Riesenmaschine

23.01.2007 | 13:12 | Alles wird besser | Fakten und Figuren | Zeichen und Wunder

Von echt unecht nach unecht echt


"Züri in a Box"
(etwas klarer wird das Prinzip am grösseren Bild)
Foto: Jan Bölsche
Vor einer Million Jahren, also in den 70er und 80er Jahren des vergangenen Jahrtausends, als die Menschen – genauer: die Familienväter – noch Hobbys hatten, die es ihnen ermöglichten, soziale Kontakte auf ein erträgliches Minimum zu reduzieren, versuchten sich einige daran, die Welt jenseits der eigenen Kellerwände möglichst naturgetreu und möglichst zeitintensiv nachzubauen. Aus Platzmangel beschränkte man sich hierbei auf einige wenige Highlights der realen Welt, gern mit einer leichten Fokussierung auf den schienengebundenen Fernverkehr. Weil trotz dieser Beschränkung und der Nutzung des gesamten Souterrains der Platz für einen 1:1-Nachbau noch immer nicht reichte, sah man sich gezwungen, die Welt verkleinert darzustellen, nämlich in H0.
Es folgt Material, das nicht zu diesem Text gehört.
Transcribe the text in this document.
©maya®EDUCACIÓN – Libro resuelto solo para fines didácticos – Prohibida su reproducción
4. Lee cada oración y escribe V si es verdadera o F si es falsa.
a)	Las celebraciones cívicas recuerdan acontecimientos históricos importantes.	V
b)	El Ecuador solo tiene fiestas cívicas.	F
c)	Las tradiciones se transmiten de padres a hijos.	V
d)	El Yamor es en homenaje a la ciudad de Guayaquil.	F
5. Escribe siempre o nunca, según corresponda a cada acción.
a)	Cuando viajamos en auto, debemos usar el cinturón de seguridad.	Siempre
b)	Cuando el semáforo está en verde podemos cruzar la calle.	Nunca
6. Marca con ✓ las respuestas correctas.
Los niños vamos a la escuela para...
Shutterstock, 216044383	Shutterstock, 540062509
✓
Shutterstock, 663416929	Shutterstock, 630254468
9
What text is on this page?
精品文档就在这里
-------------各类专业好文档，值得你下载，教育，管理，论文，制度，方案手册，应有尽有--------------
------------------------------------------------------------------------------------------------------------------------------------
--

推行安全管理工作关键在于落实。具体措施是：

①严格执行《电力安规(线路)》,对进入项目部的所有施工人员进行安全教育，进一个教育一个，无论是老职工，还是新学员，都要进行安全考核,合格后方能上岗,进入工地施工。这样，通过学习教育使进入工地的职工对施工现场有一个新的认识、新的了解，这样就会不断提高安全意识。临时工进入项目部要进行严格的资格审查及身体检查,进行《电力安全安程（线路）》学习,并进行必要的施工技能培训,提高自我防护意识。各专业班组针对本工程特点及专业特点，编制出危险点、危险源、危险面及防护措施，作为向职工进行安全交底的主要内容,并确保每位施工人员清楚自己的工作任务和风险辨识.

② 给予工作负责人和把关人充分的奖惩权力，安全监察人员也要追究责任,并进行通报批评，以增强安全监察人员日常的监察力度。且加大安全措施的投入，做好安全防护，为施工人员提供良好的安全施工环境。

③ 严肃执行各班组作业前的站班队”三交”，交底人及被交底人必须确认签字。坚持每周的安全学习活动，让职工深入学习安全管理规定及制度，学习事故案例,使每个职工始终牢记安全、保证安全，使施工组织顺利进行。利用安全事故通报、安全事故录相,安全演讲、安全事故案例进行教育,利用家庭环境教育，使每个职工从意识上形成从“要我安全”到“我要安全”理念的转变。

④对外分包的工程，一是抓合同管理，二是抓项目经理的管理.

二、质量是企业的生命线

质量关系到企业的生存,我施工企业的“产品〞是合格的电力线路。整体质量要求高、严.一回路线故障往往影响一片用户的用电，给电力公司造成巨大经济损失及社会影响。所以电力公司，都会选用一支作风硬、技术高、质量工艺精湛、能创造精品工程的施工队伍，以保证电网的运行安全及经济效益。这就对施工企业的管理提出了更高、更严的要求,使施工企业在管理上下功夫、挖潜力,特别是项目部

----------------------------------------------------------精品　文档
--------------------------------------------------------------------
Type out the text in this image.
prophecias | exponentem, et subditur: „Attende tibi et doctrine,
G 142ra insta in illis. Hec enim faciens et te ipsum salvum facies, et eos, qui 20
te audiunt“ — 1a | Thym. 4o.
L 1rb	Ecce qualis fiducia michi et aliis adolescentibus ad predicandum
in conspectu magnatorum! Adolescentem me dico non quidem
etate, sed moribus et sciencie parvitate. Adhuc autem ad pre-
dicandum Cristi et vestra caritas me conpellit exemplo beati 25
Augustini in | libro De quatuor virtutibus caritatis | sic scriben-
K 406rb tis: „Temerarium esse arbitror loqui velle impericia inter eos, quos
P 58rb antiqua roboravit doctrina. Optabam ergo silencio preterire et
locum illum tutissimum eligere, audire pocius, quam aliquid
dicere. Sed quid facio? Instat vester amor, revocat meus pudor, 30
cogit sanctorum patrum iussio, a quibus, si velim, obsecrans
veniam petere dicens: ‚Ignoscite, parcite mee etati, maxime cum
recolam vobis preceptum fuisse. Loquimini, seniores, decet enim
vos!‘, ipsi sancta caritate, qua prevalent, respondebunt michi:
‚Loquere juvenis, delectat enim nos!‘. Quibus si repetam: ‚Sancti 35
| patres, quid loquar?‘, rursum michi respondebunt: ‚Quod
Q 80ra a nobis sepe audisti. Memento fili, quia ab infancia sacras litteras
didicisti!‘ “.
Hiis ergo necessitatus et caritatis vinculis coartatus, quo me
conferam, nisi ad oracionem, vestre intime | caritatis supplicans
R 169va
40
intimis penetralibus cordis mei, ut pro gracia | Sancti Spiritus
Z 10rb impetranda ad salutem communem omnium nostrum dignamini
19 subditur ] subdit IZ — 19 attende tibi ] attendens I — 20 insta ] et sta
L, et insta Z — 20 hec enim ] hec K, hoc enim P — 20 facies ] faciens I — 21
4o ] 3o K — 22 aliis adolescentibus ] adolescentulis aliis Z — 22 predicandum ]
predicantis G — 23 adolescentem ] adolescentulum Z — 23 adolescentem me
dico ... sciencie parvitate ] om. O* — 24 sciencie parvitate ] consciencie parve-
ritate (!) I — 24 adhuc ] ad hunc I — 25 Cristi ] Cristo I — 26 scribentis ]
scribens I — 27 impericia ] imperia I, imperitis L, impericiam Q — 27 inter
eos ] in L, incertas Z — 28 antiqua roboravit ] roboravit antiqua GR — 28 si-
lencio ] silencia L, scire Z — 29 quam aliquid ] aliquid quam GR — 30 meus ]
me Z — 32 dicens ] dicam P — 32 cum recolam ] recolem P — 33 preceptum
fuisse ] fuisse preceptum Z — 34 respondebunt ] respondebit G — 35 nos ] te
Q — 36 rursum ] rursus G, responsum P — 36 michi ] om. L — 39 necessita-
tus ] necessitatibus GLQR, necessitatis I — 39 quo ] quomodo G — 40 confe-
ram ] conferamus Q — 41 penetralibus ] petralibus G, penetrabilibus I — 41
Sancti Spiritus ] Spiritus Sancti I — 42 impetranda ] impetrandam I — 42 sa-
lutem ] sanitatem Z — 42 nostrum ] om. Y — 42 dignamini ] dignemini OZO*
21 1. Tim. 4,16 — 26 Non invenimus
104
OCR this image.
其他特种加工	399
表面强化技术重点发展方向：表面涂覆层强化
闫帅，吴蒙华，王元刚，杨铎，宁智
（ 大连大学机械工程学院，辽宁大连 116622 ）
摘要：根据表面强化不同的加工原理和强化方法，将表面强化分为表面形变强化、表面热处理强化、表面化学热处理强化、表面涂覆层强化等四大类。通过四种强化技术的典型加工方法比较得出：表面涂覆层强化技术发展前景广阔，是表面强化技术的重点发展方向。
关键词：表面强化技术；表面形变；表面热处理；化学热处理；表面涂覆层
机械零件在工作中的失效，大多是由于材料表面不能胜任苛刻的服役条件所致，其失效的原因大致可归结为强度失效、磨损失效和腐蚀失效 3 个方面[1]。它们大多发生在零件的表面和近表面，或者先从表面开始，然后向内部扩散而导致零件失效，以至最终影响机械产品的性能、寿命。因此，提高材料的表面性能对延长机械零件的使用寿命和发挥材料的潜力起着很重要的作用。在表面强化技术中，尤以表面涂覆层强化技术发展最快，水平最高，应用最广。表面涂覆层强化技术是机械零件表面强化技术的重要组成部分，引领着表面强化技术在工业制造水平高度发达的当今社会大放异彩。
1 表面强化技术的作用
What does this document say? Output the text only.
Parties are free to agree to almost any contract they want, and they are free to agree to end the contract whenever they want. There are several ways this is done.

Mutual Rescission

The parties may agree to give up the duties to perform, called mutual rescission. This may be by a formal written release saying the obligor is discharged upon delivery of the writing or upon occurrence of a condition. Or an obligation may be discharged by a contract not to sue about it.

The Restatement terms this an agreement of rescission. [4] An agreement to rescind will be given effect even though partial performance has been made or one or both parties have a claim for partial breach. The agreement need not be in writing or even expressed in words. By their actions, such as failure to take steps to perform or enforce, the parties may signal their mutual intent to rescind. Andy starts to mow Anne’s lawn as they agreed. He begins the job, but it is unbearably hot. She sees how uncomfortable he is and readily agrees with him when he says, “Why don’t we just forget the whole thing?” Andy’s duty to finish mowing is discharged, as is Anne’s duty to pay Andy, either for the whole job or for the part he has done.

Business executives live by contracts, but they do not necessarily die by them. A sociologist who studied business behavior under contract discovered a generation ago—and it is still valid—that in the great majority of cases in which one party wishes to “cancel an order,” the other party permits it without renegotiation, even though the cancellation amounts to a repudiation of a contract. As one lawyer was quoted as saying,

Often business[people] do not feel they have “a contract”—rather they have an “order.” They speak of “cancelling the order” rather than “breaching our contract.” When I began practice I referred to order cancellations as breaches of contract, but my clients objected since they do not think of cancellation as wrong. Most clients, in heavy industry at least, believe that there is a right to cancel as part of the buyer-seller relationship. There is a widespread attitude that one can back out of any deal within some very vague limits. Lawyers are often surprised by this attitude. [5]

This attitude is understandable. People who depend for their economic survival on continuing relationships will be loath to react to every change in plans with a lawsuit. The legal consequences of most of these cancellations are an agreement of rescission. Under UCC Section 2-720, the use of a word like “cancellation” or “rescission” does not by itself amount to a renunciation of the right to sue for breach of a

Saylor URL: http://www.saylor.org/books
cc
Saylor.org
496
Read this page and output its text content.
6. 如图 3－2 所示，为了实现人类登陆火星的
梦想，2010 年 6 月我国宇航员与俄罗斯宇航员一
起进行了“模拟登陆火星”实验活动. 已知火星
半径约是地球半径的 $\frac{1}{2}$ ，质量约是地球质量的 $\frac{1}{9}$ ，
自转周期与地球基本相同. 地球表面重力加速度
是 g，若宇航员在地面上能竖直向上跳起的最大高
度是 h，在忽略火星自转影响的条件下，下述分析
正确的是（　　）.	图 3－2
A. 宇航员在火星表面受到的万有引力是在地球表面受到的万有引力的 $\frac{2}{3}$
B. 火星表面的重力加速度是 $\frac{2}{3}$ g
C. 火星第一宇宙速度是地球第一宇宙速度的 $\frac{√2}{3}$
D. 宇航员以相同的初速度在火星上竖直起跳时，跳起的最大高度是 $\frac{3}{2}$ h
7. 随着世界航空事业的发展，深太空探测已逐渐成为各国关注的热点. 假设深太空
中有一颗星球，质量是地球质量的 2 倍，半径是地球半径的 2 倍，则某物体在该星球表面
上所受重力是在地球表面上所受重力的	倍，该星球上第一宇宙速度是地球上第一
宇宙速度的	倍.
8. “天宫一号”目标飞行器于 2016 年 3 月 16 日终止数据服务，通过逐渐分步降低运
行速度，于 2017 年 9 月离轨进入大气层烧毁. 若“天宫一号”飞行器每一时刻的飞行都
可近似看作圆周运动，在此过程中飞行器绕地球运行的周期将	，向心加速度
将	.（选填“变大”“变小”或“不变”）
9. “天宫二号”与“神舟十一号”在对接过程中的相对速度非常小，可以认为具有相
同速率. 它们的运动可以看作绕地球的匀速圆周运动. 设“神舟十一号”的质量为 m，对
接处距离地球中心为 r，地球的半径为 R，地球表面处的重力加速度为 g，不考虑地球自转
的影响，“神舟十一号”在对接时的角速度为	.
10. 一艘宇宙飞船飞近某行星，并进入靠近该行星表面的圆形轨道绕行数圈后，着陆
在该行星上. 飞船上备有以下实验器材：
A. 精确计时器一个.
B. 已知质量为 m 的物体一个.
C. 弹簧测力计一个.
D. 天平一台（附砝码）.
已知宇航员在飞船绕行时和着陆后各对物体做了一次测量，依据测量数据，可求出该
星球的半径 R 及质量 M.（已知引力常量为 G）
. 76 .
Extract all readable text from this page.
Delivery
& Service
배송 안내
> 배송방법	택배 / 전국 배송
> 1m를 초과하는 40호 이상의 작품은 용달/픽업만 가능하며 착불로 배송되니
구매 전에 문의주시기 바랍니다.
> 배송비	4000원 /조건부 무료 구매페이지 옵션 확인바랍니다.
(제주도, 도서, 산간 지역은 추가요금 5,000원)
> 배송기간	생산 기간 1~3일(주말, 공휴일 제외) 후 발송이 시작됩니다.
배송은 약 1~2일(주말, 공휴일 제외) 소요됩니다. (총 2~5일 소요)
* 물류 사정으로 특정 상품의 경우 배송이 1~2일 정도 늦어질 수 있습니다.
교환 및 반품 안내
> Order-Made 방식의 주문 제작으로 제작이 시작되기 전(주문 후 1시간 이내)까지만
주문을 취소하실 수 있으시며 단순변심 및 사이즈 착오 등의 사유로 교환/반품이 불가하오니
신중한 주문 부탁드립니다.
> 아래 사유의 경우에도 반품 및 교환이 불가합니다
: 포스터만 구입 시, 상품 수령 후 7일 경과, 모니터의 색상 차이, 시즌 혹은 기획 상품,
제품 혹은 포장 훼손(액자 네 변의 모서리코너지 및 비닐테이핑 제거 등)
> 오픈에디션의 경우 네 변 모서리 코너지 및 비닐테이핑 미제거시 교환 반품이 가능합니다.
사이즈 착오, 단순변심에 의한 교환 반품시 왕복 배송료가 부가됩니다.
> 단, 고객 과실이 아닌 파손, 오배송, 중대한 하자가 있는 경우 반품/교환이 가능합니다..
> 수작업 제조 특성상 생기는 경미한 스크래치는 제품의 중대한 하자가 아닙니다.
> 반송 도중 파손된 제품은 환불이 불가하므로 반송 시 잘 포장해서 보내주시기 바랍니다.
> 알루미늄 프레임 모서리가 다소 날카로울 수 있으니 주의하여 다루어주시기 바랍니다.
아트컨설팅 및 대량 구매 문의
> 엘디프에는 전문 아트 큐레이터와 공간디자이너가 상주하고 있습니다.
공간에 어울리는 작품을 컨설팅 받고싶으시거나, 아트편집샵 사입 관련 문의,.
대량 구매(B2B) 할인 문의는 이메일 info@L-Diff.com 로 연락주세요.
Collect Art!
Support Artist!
Damit die Peergroup auch was davon hatte und soziale Kontakte dennoch nicht unnötigt vertieft werden mussten, wurden mittels Makroobjektiv Fotos gemacht, die aussehen sollten wie Luftbilder einer realen, auf einer der Ziffer Acht nachempfundenen Gleisanlage endlose Runden durch oberbayerische Bergdörfer mit dem Bahnhof von Baden-Baden drehenden Dampflokomotive mit drei ICE-Waggons. Dass diese Bilder dennoch irgendwie unecht aussahen, lag ausschliesslich an der empörend geringen Tiefenschärfe von Makroobjektiven.

Ganz anders heute: Die überflüssigen Schritte (Vermessung des Originalgebäudes, Produktion und Vertrieb eines Faller- oder Vollmermodells, Erwerb desselben, Zusammenbasteln des Modells mit Flüssigkleber, künstliches Altern mittels Staubpinsel) werden weggelassen und stattdessen einfach ein Digitalfoto der Originalszenerie angefertigt. Die mangelhafte Tiefenschärfe kann entweder mittels Tilt-Shift-Objektivs (teuer) oder per Bildbearbeitung (aufwendiger) hergestellt werden. Die Bilder sind viel grossartiger, massstabsgetreuer, schöner und frei von Achtförmigem. Und weil das ganz ohne Modelleisenbahnlandschaft geht, ist im Keller jetzt endlich wieder genug Platz für den ungestörten Flug mit dem Modellflugzeug.

Dieser Beitrag ist ein Update zu: Sex in H0


Kommentar #1 von Weltenweiser:

Nach Generation Golf und Generation X kommt halt Generation Photoshop. Hat er aber schon schick hingebastelt.

23.01.2007 | 18:44

Kommentar #2 von Sarah:

Eine holde Beschreibung der ebenso holden Kunst, aus Hundskommunem (wie man in der verschachtelten Stadt in H0 sagt) Märchenhaftes zu zaubern... Da werden selbst X-Twins in Kellergewölben und Innenhöfen zu Königinnen der Lüfte.

23.01.2007 | 19:29

Kommentar #3 von Moritz von Schwindsucht:

Nachdem sich Sex in HD nur schwer verkauft (http://www.spiegel.de/netzwelt/tech/0,1518,461376,00.html), ist Sex in H0 natürlich besser.
Die einzige Steigerung bleibt vermutlich Sex in HH oder HB.